The S&P 500 gained over 1%, while the Nasdaq jumped 2.5%
Stocks on Thursday and the Dow and S&P 500 each set record highs after President Joe Biden signed into law another massive pandemic relief package. Technology shares bounce back, and Treasury yields steadied.
The S&P 500 gained over 1% to hit both a record intraday and closing high. The Nasdaq outperformed as tech stocks resurged, and the index jumped 2.5%. The risk rally extended to Bitcoin, which rallied to over $57,000 and ended on the record high it hit late last month. The Dow advanced 0.6%, or 188 points, and also reached a closing high.
Over the past several weeks, the technology-heavy Nasdaq and Dow have diverged in performance as traders increasingly piled into value and cyclical shares viewed as most closely tied to a strong economic rebound. The cyclical energy and financials sectors have also been leading gains in the S&P 500, extending a run of outperformance against tech and growth shares. Treasury yields steadied across the curve, pulling back following a milder than expected print on consumer price inflation earlier this week.
The market moves on Thursday came after Biden signed into law a $1.9 trillion Covid relief package, which includes provisions such as $1,400 stimulus checks to most Americans, $300 per week in augmented unemployment benefits through early September, and $350 billion in state, local and tribal government aid. The bill cleared both the U.S. House of Representatives and Senate in the past week on partisan lines.
The passage of the bill — exceeded in dollar amount only by the $2.2 trillion CARES Act passed at the start of the pandemic last year — will reverberate quickly through the economy, many experts have said. The bill also comes one year after the World Health Organization’s (WHO’s) formal designation of the coronavirus outbreak as a pandemic, which took place March 11, 2020.
The most immediate impact in the macroeconomic data will be in retail sales numbers, where some of the $410 billion in direct payments will appear in both the March and — especially — April reports, Ian Shepherdson of Pantheon Macroeconomics wrote in a note Wednesday.
We also expect to see a rapid response — though not quite as quick as in the retail sales data — from state and local governments, which will use much of their $350 billion in direct support from the federal government, alongside $130 billion for schools, to re-hire some of the 1.3 million people let go from the sector since the pandemic started, he said.

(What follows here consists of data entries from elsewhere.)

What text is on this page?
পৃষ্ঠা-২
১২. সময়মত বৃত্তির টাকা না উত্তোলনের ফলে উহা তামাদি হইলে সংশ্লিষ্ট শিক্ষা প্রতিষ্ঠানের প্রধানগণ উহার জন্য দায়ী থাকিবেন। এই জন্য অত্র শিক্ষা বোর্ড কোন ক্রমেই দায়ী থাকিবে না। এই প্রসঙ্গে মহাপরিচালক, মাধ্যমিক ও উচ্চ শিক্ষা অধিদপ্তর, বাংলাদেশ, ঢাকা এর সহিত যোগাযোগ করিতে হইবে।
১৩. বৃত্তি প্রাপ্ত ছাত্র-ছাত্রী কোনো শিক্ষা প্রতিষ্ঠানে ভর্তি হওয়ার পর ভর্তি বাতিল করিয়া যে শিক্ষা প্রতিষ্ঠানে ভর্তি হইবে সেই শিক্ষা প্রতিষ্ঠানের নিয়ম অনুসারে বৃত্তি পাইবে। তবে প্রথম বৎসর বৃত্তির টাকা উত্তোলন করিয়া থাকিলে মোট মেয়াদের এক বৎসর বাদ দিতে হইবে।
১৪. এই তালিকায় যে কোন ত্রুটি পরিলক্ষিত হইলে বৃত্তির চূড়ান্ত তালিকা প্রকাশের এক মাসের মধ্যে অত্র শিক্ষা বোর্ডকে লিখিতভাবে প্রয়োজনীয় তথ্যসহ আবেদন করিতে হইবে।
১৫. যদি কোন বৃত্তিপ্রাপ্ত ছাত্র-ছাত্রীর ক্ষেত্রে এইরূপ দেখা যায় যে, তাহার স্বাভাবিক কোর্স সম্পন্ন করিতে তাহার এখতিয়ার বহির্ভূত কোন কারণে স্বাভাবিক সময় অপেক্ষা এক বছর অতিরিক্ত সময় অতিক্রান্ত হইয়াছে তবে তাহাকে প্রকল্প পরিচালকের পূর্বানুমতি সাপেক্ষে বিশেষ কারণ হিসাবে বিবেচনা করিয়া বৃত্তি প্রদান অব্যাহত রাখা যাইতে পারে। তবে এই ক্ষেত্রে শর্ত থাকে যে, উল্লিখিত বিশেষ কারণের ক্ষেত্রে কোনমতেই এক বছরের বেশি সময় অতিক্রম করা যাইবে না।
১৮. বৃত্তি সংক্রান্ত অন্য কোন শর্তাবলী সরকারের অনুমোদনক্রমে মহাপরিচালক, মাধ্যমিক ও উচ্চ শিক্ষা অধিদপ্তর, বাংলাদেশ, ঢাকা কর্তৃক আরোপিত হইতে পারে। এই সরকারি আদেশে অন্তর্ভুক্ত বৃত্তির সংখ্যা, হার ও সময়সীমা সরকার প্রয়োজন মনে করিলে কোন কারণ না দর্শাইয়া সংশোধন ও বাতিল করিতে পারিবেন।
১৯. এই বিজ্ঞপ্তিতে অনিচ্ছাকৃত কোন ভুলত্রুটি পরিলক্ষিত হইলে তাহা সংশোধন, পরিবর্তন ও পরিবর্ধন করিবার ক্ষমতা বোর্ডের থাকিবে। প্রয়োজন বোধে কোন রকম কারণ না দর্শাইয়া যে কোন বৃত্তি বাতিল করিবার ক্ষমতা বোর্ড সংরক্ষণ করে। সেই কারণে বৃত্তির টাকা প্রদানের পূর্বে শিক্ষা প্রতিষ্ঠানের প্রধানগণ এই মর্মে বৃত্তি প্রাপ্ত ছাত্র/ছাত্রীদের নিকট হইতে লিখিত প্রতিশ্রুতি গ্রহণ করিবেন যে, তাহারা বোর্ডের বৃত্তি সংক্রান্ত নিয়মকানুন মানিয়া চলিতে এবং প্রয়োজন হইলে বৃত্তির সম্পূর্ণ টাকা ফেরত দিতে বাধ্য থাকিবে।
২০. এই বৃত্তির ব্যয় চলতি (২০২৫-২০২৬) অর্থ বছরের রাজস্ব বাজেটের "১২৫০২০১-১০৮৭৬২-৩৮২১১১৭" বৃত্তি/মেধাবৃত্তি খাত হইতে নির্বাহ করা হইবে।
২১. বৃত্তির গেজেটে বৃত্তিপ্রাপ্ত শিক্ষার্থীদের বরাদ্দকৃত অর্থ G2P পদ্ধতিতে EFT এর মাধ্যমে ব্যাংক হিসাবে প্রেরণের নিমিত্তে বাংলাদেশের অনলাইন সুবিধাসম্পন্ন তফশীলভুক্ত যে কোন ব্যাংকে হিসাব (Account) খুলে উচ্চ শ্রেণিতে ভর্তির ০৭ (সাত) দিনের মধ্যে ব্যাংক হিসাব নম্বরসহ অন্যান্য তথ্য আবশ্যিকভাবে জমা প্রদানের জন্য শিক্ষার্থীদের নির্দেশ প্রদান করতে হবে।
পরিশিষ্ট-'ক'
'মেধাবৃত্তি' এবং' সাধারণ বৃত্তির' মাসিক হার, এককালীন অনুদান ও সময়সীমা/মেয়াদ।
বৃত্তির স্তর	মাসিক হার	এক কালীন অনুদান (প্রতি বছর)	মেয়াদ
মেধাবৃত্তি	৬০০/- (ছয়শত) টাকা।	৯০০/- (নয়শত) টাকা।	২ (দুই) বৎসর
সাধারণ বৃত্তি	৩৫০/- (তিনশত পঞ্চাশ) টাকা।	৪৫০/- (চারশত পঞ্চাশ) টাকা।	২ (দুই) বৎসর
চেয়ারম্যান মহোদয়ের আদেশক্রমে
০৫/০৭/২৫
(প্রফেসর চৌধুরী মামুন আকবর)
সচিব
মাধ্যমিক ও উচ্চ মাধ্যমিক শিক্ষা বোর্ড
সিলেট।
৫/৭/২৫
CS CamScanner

The $1,400 stimulus checks will likely also have a direct impact on equity markets. Earlier this week, Goldman Sachs equity strategists raised their forecast for household equity demand this year to $350 billion from $100 billion, reflecting “faster economic growth and higher interest rates than we had assumed previously, additional stimulus payments to individuals, and increased retail activity in early 2021,” according to the firm.
Others echoed similar sentiments.
Given that the most recent reading of the personal savings rate is a healthy 20.5%, our expectation is that a portion of the stimulus money makes its way into equities, Cliff Hodge, chief investment officer for Cornerstone Wealth, said in an email on Wednesday. The last time around, flows went into more speculative areas of the market, including SPAC’s, Reddit stocks, and high-growth momentum, so it wouldn’t surprise us to see something similar.